None of these models come from universities, European or otherwise.
Mistral is clearly currently not competing for Frontier Model. Whether this is due to a lack of VC Funds or a lack of technical ability or the former arising from the latter would be interesting to know.
The top models are from startups. Among the FAANG only Google managed to get a Frontier model, and they litterally invented the architecture and have more money than they can possibly spend to throw at the problem. Facebook shows that even ungodly amounts of money don't get you there though.
So why did no EU based Startups succeed while two US start ups succeeded? I agree that that's a very important question the EU should ask. The Internet revolution was driven by US companies, and now AI will be as well, with Chinese Open Weights mixed in. The EU consistently can not turn its considerable economic output into fast moving tech firms.
Mistral have moved to actually trying to make money, and been relatively successful; at least if we lived in a normal world.

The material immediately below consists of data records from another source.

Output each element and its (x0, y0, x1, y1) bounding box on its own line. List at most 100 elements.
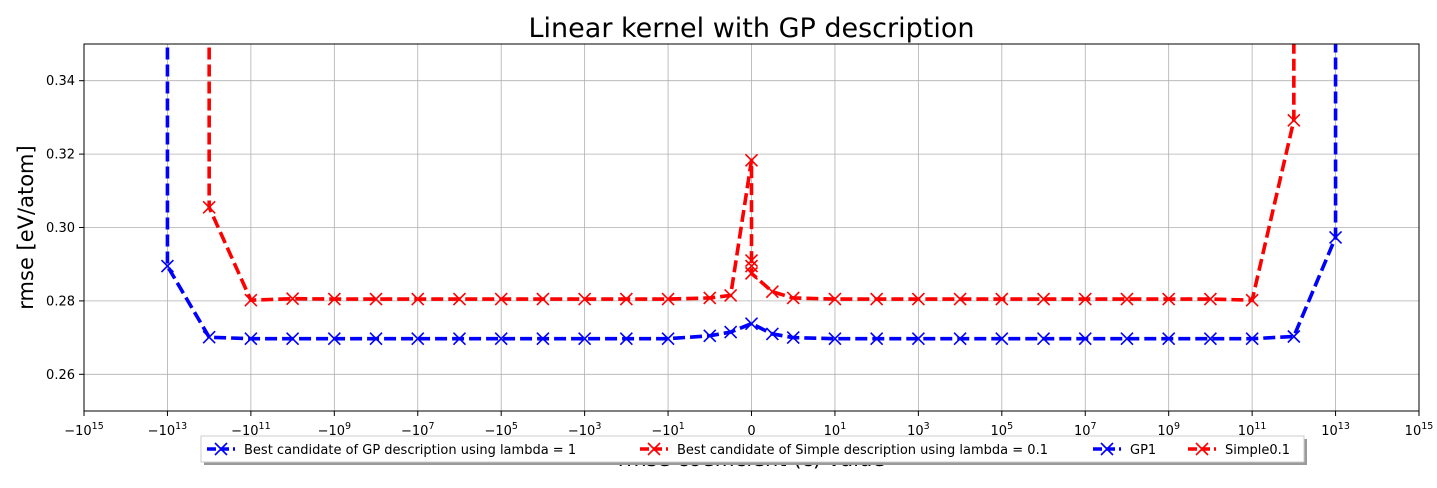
x-tick-label: −1015 (64, 421, 104, 439)
legend: Best candidate of GP description using l… (200, 435, 1307, 465)
data-point (536, 292, 550, 306)
data-point (369, 332, 383, 346)
x-tick-label: 105 (991, 421, 1014, 439)
y-tick-label: 0.26 (46, 368, 75, 383)
series-line (165, 44, 1338, 341)
data-point (578, 292, 592, 306)
data-point (724, 325, 738, 339)
series-1 (160, 44, 1343, 346)
data-point (828, 292, 842, 306)
data-point (744, 253, 759, 268)
data-point (244, 293, 258, 307)
data-point (1036, 332, 1051, 346)
x-tick-label: −1011 (231, 421, 271, 439)
x-tick-label: −109 (318, 421, 351, 439)
data-point (765, 285, 779, 299)
ticks: −1015 −1013 −1011 −109 −107 −105 −103 −101 0 101 1… (46, 74, 1433, 439)
data-point (1078, 292, 1092, 306)
data-point (765, 327, 779, 341)
data-point (744, 266, 759, 280)
x-tick-label: −105 (484, 421, 517, 439)
data-point (494, 332, 508, 346)
data-point (411, 332, 425, 346)
data-point (786, 331, 800, 345)
legend-label: Best candidate of Simple description usi… (677, 443, 1048, 458)
data-point (1162, 292, 1176, 306)
data-point (244, 332, 258, 346)
series-line (207, 44, 1296, 302)
data-point (1162, 332, 1176, 346)
data-point (870, 332, 884, 346)
data-point (452, 292, 467, 306)
data-point (953, 292, 967, 306)
x-tick-label: 1011 (1238, 421, 1267, 439)
data-point (411, 292, 425, 306)
data-point (1287, 329, 1301, 344)
y-tick-label: 0.28 (46, 294, 75, 309)
data-point (828, 332, 842, 346)
data-point (160, 259, 175, 273)
data-point (1203, 292, 1217, 306)
series-layer (160, 44, 1343, 346)
data-point (619, 332, 633, 346)
data-point (1078, 332, 1092, 346)
data-point (703, 329, 717, 343)
data-point (911, 292, 925, 306)
legend-entry: Simple0.1 (1188, 442, 1290, 458)
x-tick-label: 1015 (1405, 421, 1434, 439)
x-tick-label: −103 (568, 421, 601, 439)
x-tick-label: 101 (824, 421, 847, 439)
series-2 (202, 44, 1301, 307)
legend-label: Best candidate of GP description using l… (244, 443, 576, 458)
legend-label: Simple0.1 (1225, 443, 1290, 458)
data-point (619, 292, 633, 306)
data-point (536, 332, 550, 346)
data-point (202, 330, 216, 344)
data-point (724, 288, 738, 302)
legend-entry: Best candidate of GP description using l… (207, 442, 576, 458)
y-axis-label: rmse [eV/atom] (14, 145, 38, 309)
x-tick-label: 1013 (1321, 421, 1350, 439)
legend-entry: GP1 (1093, 442, 1156, 458)
data-point (661, 292, 675, 306)
data-point (578, 332, 592, 346)
data-point (1036, 292, 1051, 306)
data-point (327, 332, 341, 346)
data-point (286, 292, 300, 306)
data-point (1287, 113, 1301, 127)
x-tick-label: 107 (1074, 421, 1097, 439)
legend-entry: Best candidate of Simple description usi… (640, 442, 1048, 458)
data-point (870, 292, 884, 306)
data-point (1203, 332, 1217, 346)
data-point (995, 292, 1009, 306)
data-point (286, 332, 300, 346)
data-point (202, 200, 216, 214)
data-point (1120, 332, 1134, 346)
data-point (1245, 293, 1259, 307)
data-point (744, 317, 759, 331)
x-tick-label: 109 (1157, 421, 1180, 439)
data-point (661, 332, 675, 346)
legend-marker (1100, 442, 1114, 456)
y-tick-label: 0.32 (46, 148, 75, 163)
legend-marker (1195, 442, 1209, 456)
x-tick-label: −1013 (148, 421, 188, 439)
data-point (494, 292, 508, 306)
y-tick-label: 0.30 (46, 221, 75, 236)
y-tick-label: 0.34 (46, 74, 75, 89)
x-tick-label: 0 (747, 424, 755, 439)
data-point (786, 291, 800, 305)
chart-title: Linear kernel with GP description (529, 13, 975, 44)
data-point (452, 332, 467, 346)
data-point (1120, 292, 1134, 306)
x-tick-label: −101 (651, 421, 684, 439)
legend-marker (214, 442, 228, 456)
data-point (327, 292, 341, 306)
legend-marker (647, 442, 661, 456)
data-point (369, 292, 383, 306)
data-point (953, 332, 967, 346)
data-point (1328, 230, 1343, 244)
x-tick-label: −107 (401, 421, 434, 439)
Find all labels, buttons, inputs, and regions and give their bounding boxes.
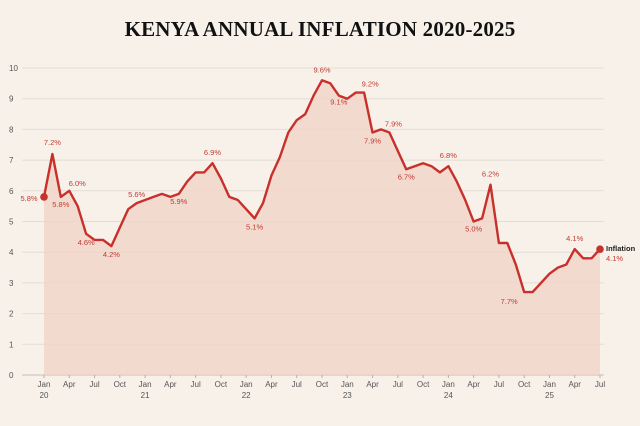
- data-label-35: 9.1%: [330, 98, 347, 107]
- data-label-57: 7.7%: [501, 297, 518, 306]
- x-tick-month-21: Oct: [215, 380, 228, 389]
- data-label-53: 6.2%: [482, 170, 499, 179]
- data-label-8: 4.2%: [103, 250, 120, 259]
- data-label-63: 4.1%: [566, 234, 583, 243]
- x-tick-month-12: Jan: [139, 380, 152, 389]
- chart-title: KENYA ANNUAL INFLATION 2020-2025: [125, 17, 516, 41]
- y-tick-label-1: 1: [9, 340, 14, 349]
- y-tick-label-3: 3: [9, 279, 14, 288]
- data-label-33: 9.6%: [313, 65, 330, 74]
- data-label-43: 6.7%: [398, 172, 415, 181]
- y-tick-label-6: 6: [9, 187, 14, 196]
- y-tick-label-0: 0: [9, 371, 14, 380]
- y-tick-label-4: 4: [9, 248, 14, 257]
- y-tick-label-2: 2: [9, 310, 14, 319]
- data-label-38: 9.2%: [362, 80, 379, 89]
- data-label-3: 6.0%: [69, 179, 86, 188]
- x-tick-month-6: Jul: [89, 380, 99, 389]
- legend-series-name: Inflation: [606, 244, 636, 253]
- x-tick-month-48: Jan: [442, 380, 455, 389]
- x-tick-month-3: Apr: [63, 380, 76, 389]
- x-tick-month-60: Jan: [543, 380, 556, 389]
- data-label-5: 4.6%: [78, 238, 95, 247]
- x-tick-month-42: Jul: [393, 380, 403, 389]
- x-tick-month-33: Oct: [316, 380, 329, 389]
- x-tick-month-9: Oct: [114, 380, 127, 389]
- y-axis-ticks: 0 1 2 3 4 5 6 7 8 9 10: [9, 64, 18, 380]
- inflation-line: [42, 79, 601, 294]
- x-tick-year-22: 22: [242, 391, 251, 400]
- data-labels: 5.8% 7.2% 5.8% 6.0% 4.6% 4.2% 5.6% 5.9% 6.9% 5.1%…: [20, 65, 583, 306]
- x-tick-month-30: Jul: [292, 380, 302, 389]
- x-tick-month-57: Oct: [518, 380, 531, 389]
- x-tick-month-66: Jul: [595, 380, 605, 389]
- data-label-1: 7.2%: [44, 138, 61, 147]
- y-tick-label-10: 10: [9, 64, 18, 73]
- x-tick-month-18: Jul: [191, 380, 201, 389]
- y-tick-label-5: 5: [9, 218, 14, 227]
- x-tick-year-20: 20: [40, 391, 49, 400]
- start-point-marker: [40, 193, 48, 201]
- x-tick-month-39: Apr: [366, 380, 379, 389]
- data-label-16: 5.9%: [170, 197, 187, 206]
- x-tick-month-15: Apr: [164, 380, 177, 389]
- x-tick-year-23: 23: [343, 391, 352, 400]
- data-label-20: 6.9%: [204, 148, 221, 157]
- data-label-0: 5.8%: [20, 194, 37, 203]
- x-tick-month-63: Apr: [569, 380, 582, 389]
- x-tick-year-21: 21: [141, 391, 150, 400]
- end-markers: [40, 193, 604, 253]
- x-tick-month-0: Jan: [38, 380, 51, 389]
- x-tick-month-45: Oct: [417, 380, 430, 389]
- legend-last-value: 4.1%: [606, 254, 623, 263]
- data-label-41: 7.9%: [385, 119, 402, 128]
- x-tick-month-24: Jan: [240, 380, 253, 389]
- inflation-area: [44, 80, 600, 376]
- data-label-39: 7.9%: [364, 136, 381, 145]
- end-point-marker: [596, 245, 604, 253]
- x-tick-month-27: Apr: [265, 380, 278, 389]
- x-tick-month-51: Apr: [467, 380, 480, 389]
- data-label-25: 5.1%: [246, 222, 263, 231]
- data-label-2: 5.8%: [52, 200, 69, 209]
- y-tick-label-8: 8: [9, 125, 14, 134]
- x-tick-year-25: 25: [545, 391, 554, 400]
- y-tick-label-7: 7: [9, 156, 14, 165]
- x-tick-month-36: Jan: [341, 380, 354, 389]
- y-tick-label-9: 9: [9, 95, 14, 104]
- x-axis-ticks: Jan 20 Apr Jul Oct Jan 21 Apr Jul Oct Jan 22 Apr Jul O…: [38, 375, 605, 400]
- x-tick-year-24: 24: [444, 391, 453, 400]
- data-label-11: 5.6%: [128, 190, 145, 199]
- x-tick-month-54: Jul: [494, 380, 504, 389]
- data-label-51: 5.0%: [465, 225, 482, 234]
- data-label-48: 6.8%: [440, 151, 457, 160]
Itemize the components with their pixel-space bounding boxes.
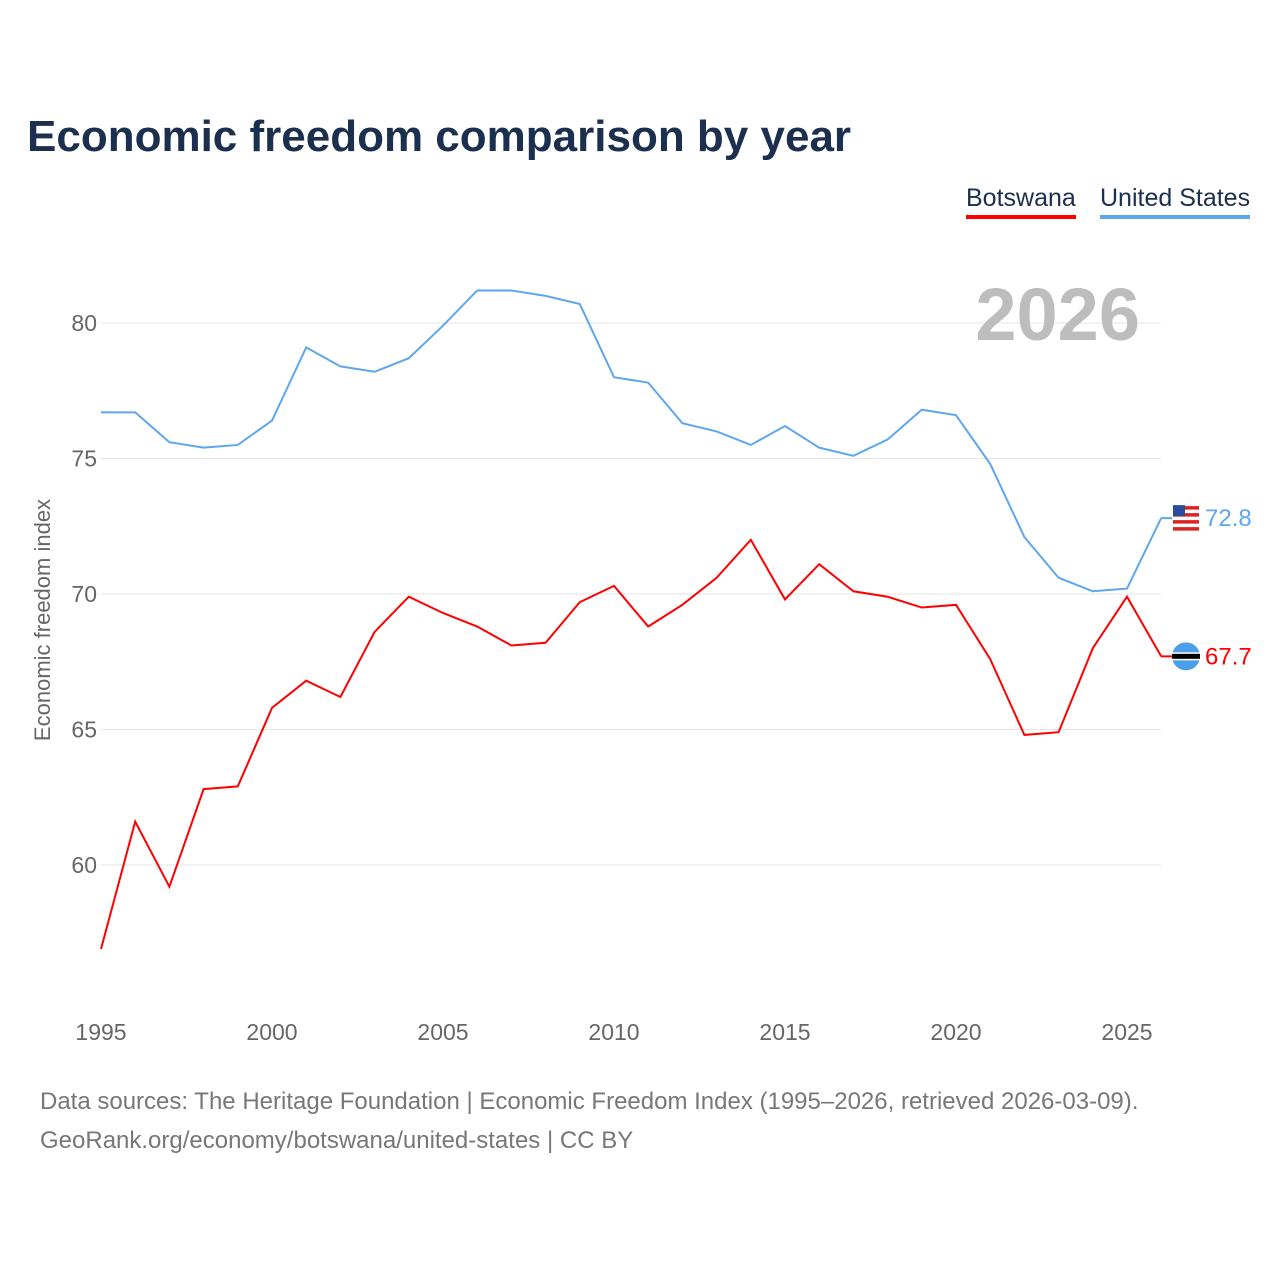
y-tick-label: 80 bbox=[71, 310, 97, 336]
series-line-botswana bbox=[100, 538, 1163, 950]
y-tick-label: 75 bbox=[71, 446, 97, 472]
x-tick-label: 2025 bbox=[1101, 1019, 1152, 1045]
x-tick-label: 2010 bbox=[588, 1019, 639, 1045]
source-line-1: Data sources: The Heritage Foundation | … bbox=[40, 1088, 1139, 1115]
y-axis-label: Economic freedom index bbox=[30, 499, 55, 741]
y-tick-label: 70 bbox=[71, 581, 97, 607]
year-watermark: 2026 bbox=[975, 273, 1140, 356]
x-tick-label: 1995 bbox=[75, 1019, 126, 1045]
legend-botswana[interactable]: Botswana bbox=[966, 184, 1076, 219]
end-value-label: 72.8 bbox=[1205, 505, 1252, 532]
source-line-2: GeoRank.org/economy/botswana/united-stat… bbox=[40, 1127, 634, 1154]
flag-stripe bbox=[1172, 653, 1200, 659]
y-tick-label: 60 bbox=[71, 852, 97, 878]
legend-united-states[interactable]: United States bbox=[1100, 184, 1251, 219]
flag-stripe bbox=[1173, 513, 1199, 517]
flag-stripe bbox=[1173, 520, 1199, 524]
x-tick-label: 2015 bbox=[759, 1019, 810, 1045]
flag-stripe bbox=[1173, 506, 1199, 510]
x-tick-label: 2005 bbox=[417, 1019, 468, 1045]
x-tick-label: 2000 bbox=[246, 1019, 297, 1045]
x-tick-label: 2020 bbox=[930, 1019, 981, 1045]
flag-canton bbox=[1173, 505, 1185, 517]
y-tick-label: 65 bbox=[71, 717, 97, 743]
series-line-united-states bbox=[101, 289, 1163, 593]
chart-title: Economic freedom comparison by year bbox=[27, 112, 852, 161]
flag-stripe bbox=[1173, 527, 1199, 531]
end-value-label: 67.7 bbox=[1205, 643, 1252, 670]
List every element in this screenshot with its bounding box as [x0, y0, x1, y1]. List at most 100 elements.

They've got a heap of contractors working to help industry adopt LLMs. It is just classic consulting work, and they'd look like a really great company if we weren't comparing them to literal $2T+ companies losing money hand-over-fist...
Apertus was built by universities in Switzerland. Although not frontier it is fully open.
[1] https://apertvs.ai/pages/about/
I'm actually more curious about IBM. Their granite series appears to be nowhere close to competitive.
They had Watson, remember, it won on jeopardy like 15 years ago? They've been at this for a long time
Maybe it's good at something else?
IBM doesn't do technology they do contracts. Any "technology" is marketing stunts. They hire a bunch of "fellows" outside contractors to make a thing they can be first at or whatever, do the stunt, then get a bunch of 5-10 year contracts with customers off the stunt. They then fuck it up for that length of time but still get paid due to those contracts. After that space of time the folks theyve burned have moved on, rinse repeat. Pretty easy to look back at the timeline of "firsts" they have and see the pattern.
Don’t forget the marketing for the new $1B “initiative” (fill in: mobile, cloud, blockchain, AI,…)
Upon closer inspection the $1B is (a) over 10 years, (b) mostly internal cross-billing between departments.
Yes, but the key point is that nobody got fired for buying it from IBM.
Agree that IBM has no excuse. Specially for how long they have been trying to do AI. Although Watson was a completely different technology.
They had to start from scratch, but dont seem to have the management to be smart enough, to stop doing it in house. They could have just acquired a startup that could build a frontier model.
What is also very ironic since their whole bussiness for the last 15 years, has been buying companies a la CA Associates...
Their previous Watson branding and collapse of Watson expectations cost them one CEO, but the current CEO was part of the same team. They just dont learn....
I view Watson in the same light as Deep Blue, one-offs that brought more prestige and potential share value to IBM than necessarily "moving the needle" in the respective technology.